From this graphs I have two observations:

*   The name "Bob" seems to be taken into account later, as expected.
*   The transition around layer 8 from token "Bob" to the last token doesnt seem as clean as other examples I have seen before, but I dont know why.



In [None]:
text_a = "In public-key cryptography, if Alice wants to send a secure message to"
text_b = "In the Garden of Eden, if Alice wants to send a secure message to"
answer_token_indices = torch.tensor([gpt2_small.to_single_token(x) for x in ["Bob", "Adam"]], device=device)

In [None]:
tokens_a, cache_b, ioi_metric = pre_patcher(text_a, text_b, answer_token_indices=answer_token_indices)
resid_pre_act_patch_results = patching.get_act_patch_resid_pre(gpt2_small, tokens_a, cache_b, ioi_metric)

  0%|          | 0/192 [00:00<?, ?it/s]

In [None]:
imshow(resid_pre_act_patch_results ,
       yaxis="Layer",
       xaxis="Position",
       x=[f"{tok} {i}" for i, tok in enumerate(gpt2_small.to_str_tokens(tokens_a))],
       title="resid_pre Activation Patching")

In [None]:
attn_head_out_all_pos_act_patch_results = patching.get_act_patch_attn_head_out_all_pos(gpt2_small, tokens_a, cache_b, ioi_metric)

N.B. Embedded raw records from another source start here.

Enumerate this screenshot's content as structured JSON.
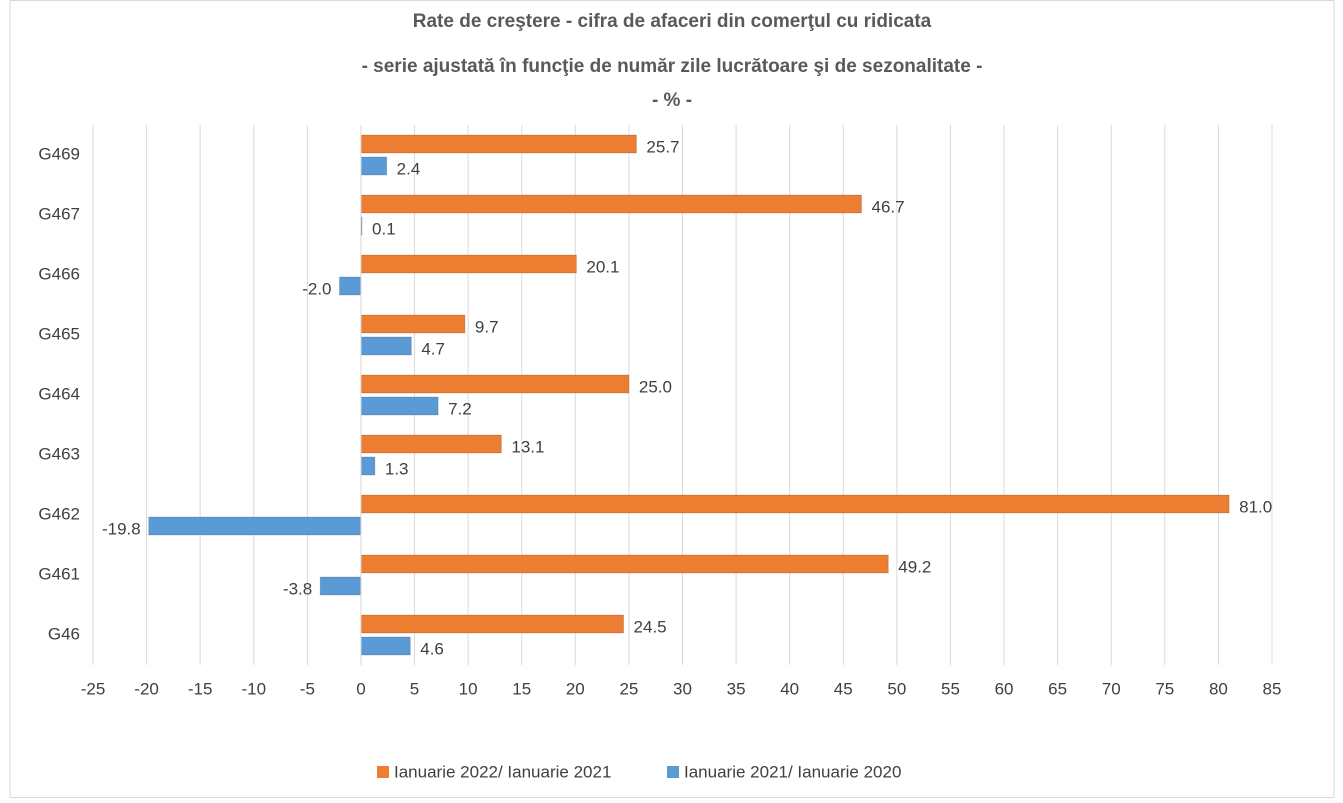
{
  "chart_data": {
    "type": "hbar",
    "title": [
      "Rate de creştere - cifra de afaceri din comerţul cu ridicata",
      "- serie ajustată în funcţie de număr zile lucrătoare şi de sezonalitate -",
      "- % -"
    ],
    "categories": [
      "G469",
      "G467",
      "G466",
      "G465",
      "G464",
      "G463",
      "G462",
      "G461",
      "G46"
    ],
    "series": [
      {
        "name": "Ianuarie 2022/ Ianuarie 2021",
        "color": "#ed7d31",
        "values": [
          25.7,
          46.7,
          20.1,
          9.7,
          25.0,
          13.1,
          81.0,
          49.2,
          24.5
        ],
        "value_labels": [
          "25.7",
          "46.7",
          "20.1",
          "9.7",
          "25.0",
          "13.1",
          "81.0",
          "49.2",
          "24.5"
        ]
      },
      {
        "name": "Ianuarie 2021/ Ianuarie 2020",
        "color": "#5b9bd5",
        "values": [
          2.4,
          0.1,
          -2.0,
          4.7,
          7.2,
          1.3,
          -19.8,
          -3.8,
          4.6
        ],
        "value_labels": [
          "2.4",
          "0.1",
          "-2.0",
          "4.7",
          "7.2",
          "1.3",
          "-19.8",
          "-3.8",
          "4.6"
        ]
      }
    ],
    "xlim": [
      -25,
      85
    ],
    "xticks": [
      -25,
      -20,
      -15,
      -10,
      -5,
      0,
      5,
      10,
      15,
      20,
      25,
      30,
      35,
      40,
      45,
      50,
      55,
      60,
      65,
      70,
      75,
      80,
      85
    ],
    "grid": true,
    "legend": "bottom"
  }
}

  0%|          | 0/144 [00:00<?, ?it/s]

In [None]:
imshow(attn_head_out_all_pos_act_patch_results,
       yaxis="Layer",
       xaxis="Head",
       title="attn_head_out Activation Patching (All Pos)")

This two graphs look more confusing and I dont know what most of it means. But it does look a bit as if the context change has an effect earlier.

Here concludes my exploration of this problem, as its been already more than 10 hours. Its been lots of fun.

I am still not sure if there is an easily understandable circuit underneath, but there are many things to try. If I continue with it, what I would do is to gain a better understanding of the IOI paper, and try the same approach.